Where did Botox come from? A quick history

Botox, or botulinum toxin, is a well-known cosmetic treatment that can temporarily smooth out wrinkles and fine lines on the face. But did you know that its origins date back to the late 1800s?

It all started with a Belgian microbiologist named Emile van Ermengem, who discovered the neurotoxin produced by the bacteria Clostridium botulinum. In the early 1900s, it was found to have the ability to cause muscle paralysis. Fast forward to the 1940s, and botulinum toxin was being used to treat strabismus (crossed eyes) in children.

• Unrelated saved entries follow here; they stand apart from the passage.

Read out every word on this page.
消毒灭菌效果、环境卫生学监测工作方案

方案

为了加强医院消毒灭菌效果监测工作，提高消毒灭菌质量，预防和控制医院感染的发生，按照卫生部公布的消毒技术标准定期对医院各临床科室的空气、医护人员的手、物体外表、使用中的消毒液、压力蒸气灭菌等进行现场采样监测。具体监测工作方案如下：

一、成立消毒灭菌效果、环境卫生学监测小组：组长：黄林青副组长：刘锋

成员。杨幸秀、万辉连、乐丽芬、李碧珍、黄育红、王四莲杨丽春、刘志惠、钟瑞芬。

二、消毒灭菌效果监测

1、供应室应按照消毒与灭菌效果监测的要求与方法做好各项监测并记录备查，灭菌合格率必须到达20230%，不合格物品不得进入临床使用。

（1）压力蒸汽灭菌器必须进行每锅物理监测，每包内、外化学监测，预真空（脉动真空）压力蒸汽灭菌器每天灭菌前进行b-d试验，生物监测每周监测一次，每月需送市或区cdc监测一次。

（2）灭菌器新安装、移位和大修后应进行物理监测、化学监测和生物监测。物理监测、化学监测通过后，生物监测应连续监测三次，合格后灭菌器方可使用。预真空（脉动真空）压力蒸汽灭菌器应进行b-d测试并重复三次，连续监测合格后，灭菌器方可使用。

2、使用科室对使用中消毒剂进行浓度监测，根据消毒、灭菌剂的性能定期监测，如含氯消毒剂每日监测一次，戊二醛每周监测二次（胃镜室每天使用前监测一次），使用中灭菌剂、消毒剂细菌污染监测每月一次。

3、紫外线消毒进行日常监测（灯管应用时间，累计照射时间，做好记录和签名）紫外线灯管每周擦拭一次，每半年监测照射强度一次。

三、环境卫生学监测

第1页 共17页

It wasn’t until the 1980s that botulinum toxin received its first FDA approval for the treatment of blepharospasm, a disorder that causes excessive blinking and eyelid spasms. And it wasn’t until the late 1990s and early 2000s that the cosmetic use of botulinum toxin really took off.

It was a husband-and-wife team of Canadian ophthalmologists, Dr. Jean Carruthers and Dr. Alastair Carruthers, who discovered that injecting small amounts of botulinum toxin into the forehead could temporarily smooth out wrinkles and frown lines. They first published their findings in the Canadian Journal of Ophthalmology in 1992. And in 2002, the FDA approved the use of Botox for the treatment of wrinkles between the eyebrows, also known as “glabellar lines.”

Since then, the use of botulinum toxin has become increasingly popular in medical spas in the United States for the treatment of wrinkles, fine lines, and other signs of aging on the face. Medical spas, also known as medispas, offer medical treatments like Botox injections alongside traditional spa services like facials and massages. And botulinum toxin is also used to treat a variety of medical conditions, such as chronic migraines, excessive sweating, and muscle spasms.

But it’s important to remember that botulinum toxin should only be administered by trained and certified medical professionals in a medical setting. The procedure is relatively safe, but complications can occur, such as infection or an allergic reaction. So, if you’re thinking about getting Botox, be sure to consult a qualified professional before undergoing any treatment.